At this point, make sure to clear a couple of days in your calendar (or – see an automated way below the bullet list). Here is a rough process outline that will help you answer the above questions:

  • Get clearance for acquiring a heap dump from your JVM-to-troubleshoot. “Dumps” are basically snapshots of heap contents that you can analyze, and contain everything that the application kept in memory at the time of the dump. Including passwords, credit card numbers etc.
  • Instruct your JVM to dump the contents of its heap memory into a file. Be prepared to get a few dumps, as when taken at a wrong time, heap dumps contain a significant amount of noise and can be practically useless. On the other hand, every heap dump “freezes” the JVM entirely, so don’t take too many of them or your end users start swearing.
  • Find a machine that can load the dump. When your JVM-to-troubleshoot uses for example 8GB of heap, you need a machine with more than 8GB to be able to analyze heap contents. Fire up dump analysis software (we recommend Eclipse MAT, but there are also equally good alternatives available).
  • Detect the paths to GC roots of the biggest consumers of heap. We have covered this activity in a separate post here. Don’t worry, it will feel cumbersome at first, but you’ll get better after spending a few days digging.
  • Next, you need to figure out where in your source code the potentially hazardous large amount of objects is being allocated. If you have good knowledge of your application’s source code you’ll hopefully be able to do this in a couple searches. When you have less luck, you will need some energy drinks to assist.
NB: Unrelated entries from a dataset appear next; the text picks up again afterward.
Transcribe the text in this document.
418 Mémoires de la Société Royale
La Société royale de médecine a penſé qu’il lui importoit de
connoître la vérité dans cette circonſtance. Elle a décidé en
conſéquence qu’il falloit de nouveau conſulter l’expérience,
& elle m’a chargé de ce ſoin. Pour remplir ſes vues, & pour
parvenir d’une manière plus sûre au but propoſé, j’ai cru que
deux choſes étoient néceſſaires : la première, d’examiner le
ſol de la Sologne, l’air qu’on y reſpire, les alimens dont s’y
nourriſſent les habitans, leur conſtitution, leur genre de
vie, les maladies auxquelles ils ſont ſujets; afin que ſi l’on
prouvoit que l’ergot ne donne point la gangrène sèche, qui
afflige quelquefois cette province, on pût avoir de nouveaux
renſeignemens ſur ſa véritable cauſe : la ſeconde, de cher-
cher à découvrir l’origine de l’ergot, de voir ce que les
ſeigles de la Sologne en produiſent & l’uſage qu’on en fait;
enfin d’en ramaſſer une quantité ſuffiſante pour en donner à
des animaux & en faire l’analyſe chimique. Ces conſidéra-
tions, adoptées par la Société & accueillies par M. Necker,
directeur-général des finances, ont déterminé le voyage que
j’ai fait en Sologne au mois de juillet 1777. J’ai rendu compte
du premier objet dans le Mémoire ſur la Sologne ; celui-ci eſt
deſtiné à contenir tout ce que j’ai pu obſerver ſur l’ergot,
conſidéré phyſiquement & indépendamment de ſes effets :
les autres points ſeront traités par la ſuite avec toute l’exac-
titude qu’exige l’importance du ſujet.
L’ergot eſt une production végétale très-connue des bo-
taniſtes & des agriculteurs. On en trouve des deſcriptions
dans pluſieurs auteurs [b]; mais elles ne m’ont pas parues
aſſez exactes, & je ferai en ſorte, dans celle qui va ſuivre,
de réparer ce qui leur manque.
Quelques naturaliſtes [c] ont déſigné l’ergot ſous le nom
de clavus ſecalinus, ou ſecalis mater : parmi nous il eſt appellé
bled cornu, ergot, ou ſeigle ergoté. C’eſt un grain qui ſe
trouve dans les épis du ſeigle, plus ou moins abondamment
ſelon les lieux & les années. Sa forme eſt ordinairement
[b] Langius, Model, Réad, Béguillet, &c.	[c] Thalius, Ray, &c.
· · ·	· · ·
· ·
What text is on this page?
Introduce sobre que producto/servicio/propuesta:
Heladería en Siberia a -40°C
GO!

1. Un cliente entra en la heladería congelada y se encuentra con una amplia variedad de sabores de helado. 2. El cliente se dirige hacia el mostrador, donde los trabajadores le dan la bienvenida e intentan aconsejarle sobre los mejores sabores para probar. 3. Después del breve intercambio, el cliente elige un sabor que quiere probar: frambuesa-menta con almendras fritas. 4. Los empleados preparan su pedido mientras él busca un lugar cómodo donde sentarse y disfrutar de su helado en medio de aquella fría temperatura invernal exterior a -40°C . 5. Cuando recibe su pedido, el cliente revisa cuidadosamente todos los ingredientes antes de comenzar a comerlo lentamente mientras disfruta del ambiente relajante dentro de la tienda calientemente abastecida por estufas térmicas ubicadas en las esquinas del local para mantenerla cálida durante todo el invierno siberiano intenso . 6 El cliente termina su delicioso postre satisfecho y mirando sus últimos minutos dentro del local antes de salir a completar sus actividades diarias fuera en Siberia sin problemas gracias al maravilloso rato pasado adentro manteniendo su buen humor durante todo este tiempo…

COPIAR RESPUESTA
Alternatively, we suggest Plumbr, the only Java monitoring solution with automatic root cause detection. Among other performance problems it catches all java.lang.OutOfMemoryErrors and automatically hands you the information about the most memory-hungry data structres. It takes care of gathering the necessary data behind the scenes – this includes the relevant data about heap usage (only the object layout graph, no actual data), and also some data that you can’t even find in a heap dump. It also does the necessary data processing for you – on the fly, as soon as the JVM encounters an java.lang.OutOfMemoryError. Here is an example java.lang.OutOfMemoryError incident alert from Plumbr:
Plumbr OutOfMemoryError incident alert
Without any additional tooling or analysis you can see:

  • Which objects are consuming the most memory (271 com.example.map.impl.PartitionContainer instances consume 173MB out of 248MB total heap)
  • Where these objects were allocated (most of them allocated in the MetricManagerImpl class, line 304)
  • What is currently referencing these objects (the full reference chain up to GC root)

Equipped with this information you can zoom in to the underlying root cause and make sure the data structures are trimmed down to the levels where they would fit nicely into your memory pools.

However, when your conclusion from memory analysis or from reading the Plumbr report are that memory use is legal and there is nothing to change in the source code, you need to allow your JVM more Java heap space to run properly. In this case, alter your JVM launch configuration and add (or increase the value if present) just one parameter in your startup scripts:

java -Xmx1024m com.yourcompany.YourClass

In the above example the Java process is given 1GB of heap. Modify the value as best fits to your JVM. However, if the result is that your JVM still dies with OutOfMemoryError, you might still not be able to avoid the manual or Plumbr-assisted analysis described above.